Pending use of moneys within the permitted period, sale proceeds will have to be kept in Capital Gains Account Scheme, which will be monitored only by post-office under a scheme to be framed. Capital Gains Savings Scheme will replace specified bonds. Exemption for reinvestment of sale proceeds of agricultural lands in other agricultural lands will, however, continue.

Since there is no special rate of tax for capital gains in the schedule, it is clear that capital gains will now be taxable at the normal rate applicable for an assessee, while for purposes of tax deduction at source for capital gains paid to a non-resident, tax will be deductible at 30 per cent of such gains.

The loss under the head capital gains will not be allowed to be set off against other heads of income as under the present law.
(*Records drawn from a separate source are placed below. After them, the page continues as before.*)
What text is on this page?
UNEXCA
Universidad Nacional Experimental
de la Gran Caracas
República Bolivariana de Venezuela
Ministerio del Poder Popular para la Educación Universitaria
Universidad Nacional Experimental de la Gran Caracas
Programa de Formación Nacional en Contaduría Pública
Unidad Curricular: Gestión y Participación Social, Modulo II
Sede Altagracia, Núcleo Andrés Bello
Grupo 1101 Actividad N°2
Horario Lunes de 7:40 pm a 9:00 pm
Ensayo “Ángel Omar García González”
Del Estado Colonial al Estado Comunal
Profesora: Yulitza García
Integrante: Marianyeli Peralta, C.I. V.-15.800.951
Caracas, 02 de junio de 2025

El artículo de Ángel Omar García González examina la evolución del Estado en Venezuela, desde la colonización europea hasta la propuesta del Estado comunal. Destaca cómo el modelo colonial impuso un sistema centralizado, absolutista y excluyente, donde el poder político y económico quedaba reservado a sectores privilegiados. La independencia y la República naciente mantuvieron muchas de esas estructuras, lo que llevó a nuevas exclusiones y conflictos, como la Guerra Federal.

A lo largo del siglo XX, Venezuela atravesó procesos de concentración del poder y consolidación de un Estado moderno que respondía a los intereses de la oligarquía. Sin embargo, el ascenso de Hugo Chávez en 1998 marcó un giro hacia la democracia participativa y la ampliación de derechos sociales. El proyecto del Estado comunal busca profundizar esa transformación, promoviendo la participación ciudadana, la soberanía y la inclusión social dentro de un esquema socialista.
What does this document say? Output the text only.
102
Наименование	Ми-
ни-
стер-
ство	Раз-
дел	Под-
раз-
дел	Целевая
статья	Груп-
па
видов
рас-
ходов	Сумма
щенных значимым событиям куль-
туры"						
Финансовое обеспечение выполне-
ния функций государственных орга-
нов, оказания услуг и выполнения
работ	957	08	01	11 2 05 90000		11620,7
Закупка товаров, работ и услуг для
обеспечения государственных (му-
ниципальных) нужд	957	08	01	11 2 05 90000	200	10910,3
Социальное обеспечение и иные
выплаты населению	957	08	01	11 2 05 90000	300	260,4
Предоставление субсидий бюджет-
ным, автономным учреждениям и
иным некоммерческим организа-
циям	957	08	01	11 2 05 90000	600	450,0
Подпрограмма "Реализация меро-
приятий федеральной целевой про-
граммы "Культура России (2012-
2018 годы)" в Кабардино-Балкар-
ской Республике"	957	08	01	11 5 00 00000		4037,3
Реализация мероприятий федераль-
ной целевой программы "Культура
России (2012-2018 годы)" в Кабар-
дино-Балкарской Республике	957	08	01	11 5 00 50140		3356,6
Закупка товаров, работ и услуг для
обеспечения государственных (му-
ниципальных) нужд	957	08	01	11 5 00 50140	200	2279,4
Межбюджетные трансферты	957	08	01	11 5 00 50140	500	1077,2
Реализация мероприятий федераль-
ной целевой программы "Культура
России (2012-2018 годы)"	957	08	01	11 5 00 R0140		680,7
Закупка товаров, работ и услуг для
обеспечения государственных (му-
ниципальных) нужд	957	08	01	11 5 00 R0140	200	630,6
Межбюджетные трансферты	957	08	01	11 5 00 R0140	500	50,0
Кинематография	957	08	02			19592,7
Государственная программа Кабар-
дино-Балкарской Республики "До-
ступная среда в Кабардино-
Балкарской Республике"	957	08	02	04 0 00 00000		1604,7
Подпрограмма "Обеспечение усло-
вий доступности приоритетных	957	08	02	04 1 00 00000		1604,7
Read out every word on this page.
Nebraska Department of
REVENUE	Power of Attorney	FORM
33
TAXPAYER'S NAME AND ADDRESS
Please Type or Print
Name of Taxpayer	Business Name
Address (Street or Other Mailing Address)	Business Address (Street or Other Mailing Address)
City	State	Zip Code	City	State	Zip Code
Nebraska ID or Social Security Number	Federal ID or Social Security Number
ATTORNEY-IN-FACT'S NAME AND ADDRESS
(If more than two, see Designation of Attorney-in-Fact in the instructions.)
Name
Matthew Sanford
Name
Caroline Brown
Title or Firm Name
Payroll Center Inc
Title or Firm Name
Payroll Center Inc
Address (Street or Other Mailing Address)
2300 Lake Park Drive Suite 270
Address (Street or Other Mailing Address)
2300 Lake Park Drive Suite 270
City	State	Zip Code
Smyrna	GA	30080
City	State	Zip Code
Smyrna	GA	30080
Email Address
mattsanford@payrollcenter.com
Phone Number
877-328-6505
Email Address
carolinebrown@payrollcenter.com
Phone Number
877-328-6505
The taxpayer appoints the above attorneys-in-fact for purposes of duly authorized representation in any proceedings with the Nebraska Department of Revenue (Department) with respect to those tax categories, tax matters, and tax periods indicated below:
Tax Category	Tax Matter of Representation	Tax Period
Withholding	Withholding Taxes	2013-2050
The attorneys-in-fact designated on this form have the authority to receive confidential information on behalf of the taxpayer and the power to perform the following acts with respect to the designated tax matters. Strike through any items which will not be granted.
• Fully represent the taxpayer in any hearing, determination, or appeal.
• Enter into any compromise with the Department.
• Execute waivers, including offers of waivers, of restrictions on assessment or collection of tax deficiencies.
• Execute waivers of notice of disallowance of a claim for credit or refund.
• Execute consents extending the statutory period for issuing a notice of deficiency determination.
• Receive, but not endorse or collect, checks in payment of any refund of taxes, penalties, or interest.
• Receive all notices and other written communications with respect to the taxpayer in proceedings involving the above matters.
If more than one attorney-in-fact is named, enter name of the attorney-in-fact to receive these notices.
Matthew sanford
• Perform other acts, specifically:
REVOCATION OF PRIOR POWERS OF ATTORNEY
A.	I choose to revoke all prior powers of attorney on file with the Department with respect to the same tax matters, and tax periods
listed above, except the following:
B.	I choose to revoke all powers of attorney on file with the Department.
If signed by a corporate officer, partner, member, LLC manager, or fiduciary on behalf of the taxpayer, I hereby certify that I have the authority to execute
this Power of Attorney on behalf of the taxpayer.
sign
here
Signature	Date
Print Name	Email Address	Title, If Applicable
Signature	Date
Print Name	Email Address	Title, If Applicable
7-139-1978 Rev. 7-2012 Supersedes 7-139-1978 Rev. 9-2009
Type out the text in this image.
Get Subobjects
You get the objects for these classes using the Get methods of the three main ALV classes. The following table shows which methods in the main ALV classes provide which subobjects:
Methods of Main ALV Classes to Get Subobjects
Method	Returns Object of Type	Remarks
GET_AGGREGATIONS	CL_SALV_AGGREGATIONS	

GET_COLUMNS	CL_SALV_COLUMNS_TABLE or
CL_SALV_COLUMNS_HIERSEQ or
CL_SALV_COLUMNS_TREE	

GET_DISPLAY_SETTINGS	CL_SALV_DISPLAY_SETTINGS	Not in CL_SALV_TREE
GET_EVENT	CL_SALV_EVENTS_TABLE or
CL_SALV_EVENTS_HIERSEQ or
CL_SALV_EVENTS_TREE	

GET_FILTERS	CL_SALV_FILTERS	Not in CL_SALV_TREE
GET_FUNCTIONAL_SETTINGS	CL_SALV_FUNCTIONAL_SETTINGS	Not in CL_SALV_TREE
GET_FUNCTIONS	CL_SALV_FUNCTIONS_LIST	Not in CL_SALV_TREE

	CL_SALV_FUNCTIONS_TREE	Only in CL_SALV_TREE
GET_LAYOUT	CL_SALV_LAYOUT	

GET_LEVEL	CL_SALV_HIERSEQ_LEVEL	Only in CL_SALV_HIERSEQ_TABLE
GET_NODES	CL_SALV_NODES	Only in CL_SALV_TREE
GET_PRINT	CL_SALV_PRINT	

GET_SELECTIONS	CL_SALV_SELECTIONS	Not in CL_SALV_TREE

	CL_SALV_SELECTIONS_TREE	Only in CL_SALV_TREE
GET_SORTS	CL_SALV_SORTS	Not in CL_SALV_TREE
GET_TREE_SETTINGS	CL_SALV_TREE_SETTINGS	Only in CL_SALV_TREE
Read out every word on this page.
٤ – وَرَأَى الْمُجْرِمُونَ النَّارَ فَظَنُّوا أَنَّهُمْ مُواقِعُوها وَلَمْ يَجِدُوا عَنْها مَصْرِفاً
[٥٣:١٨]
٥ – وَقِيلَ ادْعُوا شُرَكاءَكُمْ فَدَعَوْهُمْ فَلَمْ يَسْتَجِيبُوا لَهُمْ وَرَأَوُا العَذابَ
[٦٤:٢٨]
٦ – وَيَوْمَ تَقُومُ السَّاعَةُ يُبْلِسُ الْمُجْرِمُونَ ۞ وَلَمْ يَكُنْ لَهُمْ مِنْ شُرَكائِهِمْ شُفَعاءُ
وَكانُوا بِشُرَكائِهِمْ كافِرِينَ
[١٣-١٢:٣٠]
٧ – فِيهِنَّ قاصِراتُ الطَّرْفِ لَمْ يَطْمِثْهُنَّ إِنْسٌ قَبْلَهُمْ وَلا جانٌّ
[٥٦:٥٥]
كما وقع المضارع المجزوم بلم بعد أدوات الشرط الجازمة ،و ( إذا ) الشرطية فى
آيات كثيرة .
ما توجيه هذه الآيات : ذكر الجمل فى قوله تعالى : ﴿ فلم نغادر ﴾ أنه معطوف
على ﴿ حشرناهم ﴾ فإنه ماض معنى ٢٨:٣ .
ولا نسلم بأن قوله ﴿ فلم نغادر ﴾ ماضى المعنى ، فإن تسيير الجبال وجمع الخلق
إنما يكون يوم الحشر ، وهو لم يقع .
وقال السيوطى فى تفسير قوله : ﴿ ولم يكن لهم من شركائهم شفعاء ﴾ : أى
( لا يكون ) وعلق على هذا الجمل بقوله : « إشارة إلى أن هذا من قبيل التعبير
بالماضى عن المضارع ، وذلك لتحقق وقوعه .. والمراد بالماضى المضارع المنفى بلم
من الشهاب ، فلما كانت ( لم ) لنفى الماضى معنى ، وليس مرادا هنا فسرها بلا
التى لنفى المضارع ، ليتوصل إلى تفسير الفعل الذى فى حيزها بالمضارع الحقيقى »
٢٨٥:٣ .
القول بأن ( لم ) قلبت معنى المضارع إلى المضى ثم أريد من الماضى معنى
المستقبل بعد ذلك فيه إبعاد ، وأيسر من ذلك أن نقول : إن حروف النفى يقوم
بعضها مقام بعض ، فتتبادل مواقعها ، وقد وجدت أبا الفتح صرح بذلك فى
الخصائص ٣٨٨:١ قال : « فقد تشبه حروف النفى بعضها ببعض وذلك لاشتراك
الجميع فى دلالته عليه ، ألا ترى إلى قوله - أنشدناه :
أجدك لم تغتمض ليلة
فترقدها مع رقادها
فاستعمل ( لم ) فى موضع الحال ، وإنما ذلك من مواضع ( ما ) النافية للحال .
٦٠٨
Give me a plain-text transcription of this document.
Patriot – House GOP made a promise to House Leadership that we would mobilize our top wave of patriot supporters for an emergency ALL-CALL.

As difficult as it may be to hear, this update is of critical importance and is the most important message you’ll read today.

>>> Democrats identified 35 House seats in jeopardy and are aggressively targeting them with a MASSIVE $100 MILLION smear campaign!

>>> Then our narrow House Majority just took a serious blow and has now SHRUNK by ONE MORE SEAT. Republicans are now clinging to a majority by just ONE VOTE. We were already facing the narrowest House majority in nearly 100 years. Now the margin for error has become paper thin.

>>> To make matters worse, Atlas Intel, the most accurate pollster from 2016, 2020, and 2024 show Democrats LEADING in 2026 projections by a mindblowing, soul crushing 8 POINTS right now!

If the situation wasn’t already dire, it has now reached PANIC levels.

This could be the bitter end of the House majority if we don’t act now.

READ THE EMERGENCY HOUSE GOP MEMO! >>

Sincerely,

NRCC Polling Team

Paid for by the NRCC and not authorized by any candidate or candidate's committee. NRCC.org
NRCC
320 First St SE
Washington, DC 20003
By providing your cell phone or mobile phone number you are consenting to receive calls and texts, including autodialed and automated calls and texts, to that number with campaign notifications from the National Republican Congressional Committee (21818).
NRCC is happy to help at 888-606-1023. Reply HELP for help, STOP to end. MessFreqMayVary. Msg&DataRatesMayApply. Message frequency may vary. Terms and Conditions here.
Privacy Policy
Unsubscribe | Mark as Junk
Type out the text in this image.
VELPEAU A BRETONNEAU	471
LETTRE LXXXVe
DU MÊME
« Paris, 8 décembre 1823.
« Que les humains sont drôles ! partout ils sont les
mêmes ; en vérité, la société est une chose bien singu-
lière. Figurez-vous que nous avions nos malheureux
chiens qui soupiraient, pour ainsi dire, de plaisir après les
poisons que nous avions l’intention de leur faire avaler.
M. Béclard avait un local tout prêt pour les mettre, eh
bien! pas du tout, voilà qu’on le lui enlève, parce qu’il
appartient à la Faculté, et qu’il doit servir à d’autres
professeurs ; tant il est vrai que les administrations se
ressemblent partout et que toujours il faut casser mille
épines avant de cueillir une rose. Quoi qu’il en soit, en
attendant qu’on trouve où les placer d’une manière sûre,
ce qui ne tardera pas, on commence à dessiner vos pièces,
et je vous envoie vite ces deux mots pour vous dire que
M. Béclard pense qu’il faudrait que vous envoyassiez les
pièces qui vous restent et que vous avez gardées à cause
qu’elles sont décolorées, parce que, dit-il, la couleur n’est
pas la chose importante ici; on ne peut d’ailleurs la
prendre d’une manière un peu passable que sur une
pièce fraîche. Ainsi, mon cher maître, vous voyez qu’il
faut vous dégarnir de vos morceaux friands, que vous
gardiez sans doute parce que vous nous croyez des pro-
It will only be carried forward. It will have the effect of distorting real income of the assessee, if gains are taxed and losses are only allowed to be carried forward.

Presumptive tax

The Fourteenth Schedule in the Code lists out the sources of income eligible for presumptive taxation for transport of goods and income from specified sources of income of non-residents as under the present law. In addition, all businesses other than these will be eligible for presumptive tax at 8 per cent of the total turnover or gross receipts, if they do not exceed Rs. 1 crore as against the present limit of Rs. 40 lakh.

Those who do not maintain regular books and avail themselves of the benefit of this provision can avoid rigours of disallowance of payment for expenditure, including purchases above Rs. 20,000 or addition of amounts of loans or deposits received exceeding Rs. 20,000 by modes other than account payee cheques deemed as income. So is the disallowance of amount from which tax is not deducted at source.

A large number of assessees may be expected to choose to come under this umbrella. If books are maintained disclosing a larger income, such larger income is, however, bound to be disclosed, so that non-maintenance of books will be a better choice for this class of taxpayers. These artificial disallowances would now make even lesser sense, when confined to those who keep proper accounts.

Though gross receipts are referred, profession will not be able to avail the benefit of presumptive tax, as it is specifically excluded from the purview of presumptive tax.